I ordered a pint of Deuchars, took a booth at the back, next to the dartboard. Professional jealousy? I’d lost count of the hours we’d spent in booths like this, bad-mouthing Martin Moir. At first, when people bitched about Moir, I took his part. Moir was the talent, he was shifting papers, he was keeping us all in a job. It wasn’t a million years since I’d been the golden boy and I felt a kind of nostalgic solidarity with the Ulsterman. But there’s limited fun in defending a man whom your peers have determined to hate, and I’d noticed that lately, when someone mouthed off about Moir, I busied myself with whatever I was doing and stayed silent.

I was jealous. Not of Moir’s perks, I don’t think; not of the Lexus in the car park or the long lunches or even his arrogant freehold on the front page. I was jealous of Moir’s job. His brief, his beat. When I started at the paper I wrote crime. I sat in the High Court and the Sheriff Court and took my shorthand notes and I wrote up my stories of murder and mayhem. I met cops and liked them and they liked me. I was happy. Then the day came when John Fyfe called me into the office and gave me the news. I was moving up. Political Correspondent. In a few years’ time I could be Political Editor. I took his fat hand in mine and let him clap me on the back but even then, as I smelled his rank cologne, I knew it was a comedown. I’d left the pure realm of story for the palace of lies.

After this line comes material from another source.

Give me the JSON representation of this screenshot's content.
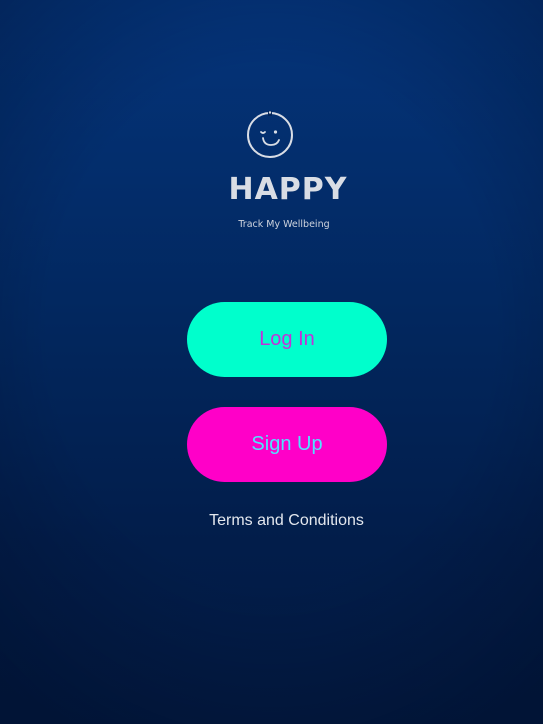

There were ghosts that evening when I got home from work. The first one rang the bell as we finished dinner. Angus held my legs while the ghost stood in our kitchen and took three attempts to complete a limerick. His friend was a vampire with a knock-knock joke. There were two more posses of neighbourhood kids – zombies and Hobbits, buccaneers and superheroes. We gave them lollies and chocolates, dropped fistfuls of monkey nuts in their supermarket carrier bags, and they trooped down the stairs with their swag, their voices ringing in the stairwell.

Later that evening I sat at my desk, checking the PA, the Beeb, Slugger, Scottishwire, the reputable blogs, the disreputable blogs. Nothing on the Walshes: Hamish Neil wasn’t trick-or-treating down Govanhill way or out in Pollok. Nothing on the referendum. The Glasgow pro was still missing, six days and counting. A roadside bomb in Helmand province had killed two British soldiers.